= Yamaha Royal Star Tour Deluxe =

Cruiser type touring motorcycle

The Yamaha Royal Star Tour Deluxe is a cruiser type touring motorcycle built by the Yamaha Motor Company. It was introduced in 1997 and was manufactured, largely unchanged, until 2005 through the 2009 model year. The Royal Star Tour Deluxe uses the same framework as the Yamaha Royal Star Venture without the Venture's fairing, radio system, and trunk.

==Vehicle information==

===Appearance===

There are two basic models: standard and S. The standard model has brushed front forks while the S model has chrome front forks. The two models also have different color paint.

===Mechanical===

The Royal Star Tour Deluxe is a large motorcycle. Rider seat height is 29.1 in. It weighs 787 lb dry, which yields a weight of 844 lb with oil, coolant, and a full fuel tank. The Royal Star Tour Deluxe has a 67.5 in wheelbase. The shock absorbers are air adjustable for preload to help compensate for different load sizes. It has 9.3 gallons of storage in its hard side bags.

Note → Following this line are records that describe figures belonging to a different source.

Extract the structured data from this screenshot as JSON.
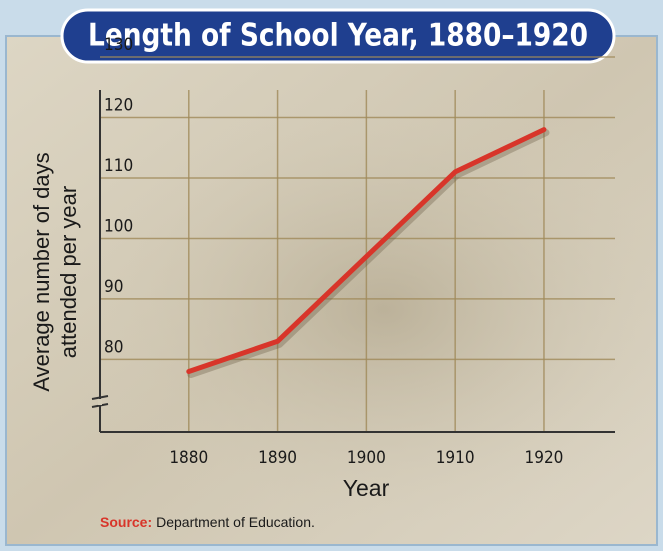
{
  "chart_data": {
    "type": "line",
    "title": "Length of School Year, 1880–1920",
    "y_label": [
      "Average number of days",
      "attended per year"
    ],
    "x_label": "Year",
    "source": {
      "label": "Source:",
      "text": "Department of Education."
    },
    "x": [
      1880,
      1890,
      1900,
      1910,
      1920
    ],
    "values": [
      78,
      83,
      97,
      111,
      118
    ],
    "color": "#d8352a",
    "xlim": [
      1870,
      1928
    ],
    "ylim": [
      68,
      130
    ],
    "xticks": [
      1880,
      1890,
      1900,
      1910,
      1920
    ],
    "yticks": [
      80,
      90,
      100,
      110,
      120,
      130
    ],
    "grid": true
  }
}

The drive package on the Royal Star Tour Deluxe is the same as the Yamaha Royal Star Venture including a liquid cooled 1298 cc (referred to as 1,300 cc) V4 engine. It has four valves per cylinder, overhead camshafts, and shim over bucket valves. The five speed overdrive transmission is part of the engine case and both the engine and transmission share oil. The drive shaft and final drive assembly are built into the left side of the double sided swing arm. Swing arm motion is damped by a monoshock mounted in the center of the frame. The clutch is of the wet plate design and is hydraulically activated by the left hand lever.

The brakes are all two piston design. Both front brakes are activated by the right hand lever. The rear brake is activated by the foot pedal on the right.